Ada dua kemungkinan yang terjadi, hidup dengan berbagai kemungkinan atau menemui Tuhan?

Freya masih menatap lurus ke depan, ia bingung harus melakukan apa. Jangankan untuk bersekolah, bahkan ia belum mengganti bajunya saat membawa Gladys ke sini. Itu semua sama sekali tidak menjadi masalah, ia hanya hidup sendirian di sini. Tidak akan ada yang keberatan jika ia tidak pulang ke apartemen.

Darah yang sudah mengering di bajunya pun tidak ia pikirkan sama sekali. Tatapan orang yang berlalu-lalang pun tidak membawa perubahan sama sekali. Biarlah, apa urusan mereka?

Ia mengambil ponselnya dari saku dan mencoba menghubungi nomor seseorang. Untuk kali ini ia tidak akan gengsi menghubungi orang itu. Ya, orang itu adalah Zeline. Ia tahu jika Gladys sangat membutuhkan Zeline di sini.

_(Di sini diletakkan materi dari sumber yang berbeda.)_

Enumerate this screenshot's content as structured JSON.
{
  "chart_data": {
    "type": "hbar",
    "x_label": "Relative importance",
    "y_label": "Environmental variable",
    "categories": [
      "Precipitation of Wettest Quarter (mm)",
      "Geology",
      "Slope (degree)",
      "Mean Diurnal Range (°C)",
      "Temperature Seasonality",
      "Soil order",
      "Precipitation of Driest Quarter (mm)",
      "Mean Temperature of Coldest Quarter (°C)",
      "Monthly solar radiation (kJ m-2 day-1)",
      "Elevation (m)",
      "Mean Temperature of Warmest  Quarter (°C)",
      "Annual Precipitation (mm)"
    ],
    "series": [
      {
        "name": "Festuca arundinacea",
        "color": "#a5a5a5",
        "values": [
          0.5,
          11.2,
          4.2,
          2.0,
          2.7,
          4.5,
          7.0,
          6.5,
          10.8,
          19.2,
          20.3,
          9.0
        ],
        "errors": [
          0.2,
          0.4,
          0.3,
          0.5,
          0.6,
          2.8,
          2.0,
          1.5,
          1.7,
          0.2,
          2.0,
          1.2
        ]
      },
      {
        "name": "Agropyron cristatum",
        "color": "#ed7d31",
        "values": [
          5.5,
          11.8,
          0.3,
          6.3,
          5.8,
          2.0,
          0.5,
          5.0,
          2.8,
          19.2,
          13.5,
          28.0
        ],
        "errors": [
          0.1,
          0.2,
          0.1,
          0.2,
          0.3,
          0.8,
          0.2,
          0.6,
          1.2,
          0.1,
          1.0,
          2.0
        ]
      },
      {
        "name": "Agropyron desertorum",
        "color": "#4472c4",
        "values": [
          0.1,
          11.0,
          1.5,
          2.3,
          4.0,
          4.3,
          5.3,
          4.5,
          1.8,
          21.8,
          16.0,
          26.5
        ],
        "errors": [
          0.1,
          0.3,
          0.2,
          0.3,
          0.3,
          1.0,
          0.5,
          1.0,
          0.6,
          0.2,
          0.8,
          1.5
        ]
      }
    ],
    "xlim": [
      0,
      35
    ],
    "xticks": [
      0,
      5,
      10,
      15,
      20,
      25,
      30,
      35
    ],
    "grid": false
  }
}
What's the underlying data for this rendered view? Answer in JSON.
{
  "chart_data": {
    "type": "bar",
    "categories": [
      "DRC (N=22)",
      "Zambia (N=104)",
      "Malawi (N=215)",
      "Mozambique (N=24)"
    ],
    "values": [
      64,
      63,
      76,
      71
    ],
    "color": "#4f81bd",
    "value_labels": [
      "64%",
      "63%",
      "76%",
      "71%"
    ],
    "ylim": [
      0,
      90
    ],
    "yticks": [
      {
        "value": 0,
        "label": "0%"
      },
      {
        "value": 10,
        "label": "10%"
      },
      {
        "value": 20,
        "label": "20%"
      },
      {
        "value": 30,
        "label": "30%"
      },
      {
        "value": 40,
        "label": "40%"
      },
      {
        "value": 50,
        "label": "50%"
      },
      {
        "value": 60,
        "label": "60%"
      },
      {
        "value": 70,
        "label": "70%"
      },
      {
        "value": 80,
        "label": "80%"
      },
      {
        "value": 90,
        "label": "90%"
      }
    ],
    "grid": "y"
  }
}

Dua detik kemudian ia berubah pikiran. Ia sedang tidak ingin berbicara dengan siapapun, akhirnya ia memutuskan untuk mengirim pesan singkat saja.

Freya Nadhira
Lin, ke rumah sakit sekarang.
Gladys koma.
Gue tunggu.

Mela dan Reno berjalan menghampiri Freya. Mereka menatap Freya cukup lama. Ia hanya tersenyum untuk meyakinkan mereka bahwa ia baik-baik saja.

"Fre, lo pulang dulu terus istirahat. Besok baru ke sini," ujar Reno sambil memberikan minuman dingin kepada Freya, namun gadis itu hanya menggelengkan kepala sebagai jawaban bahwa ia tidak membutuhkan apa pun.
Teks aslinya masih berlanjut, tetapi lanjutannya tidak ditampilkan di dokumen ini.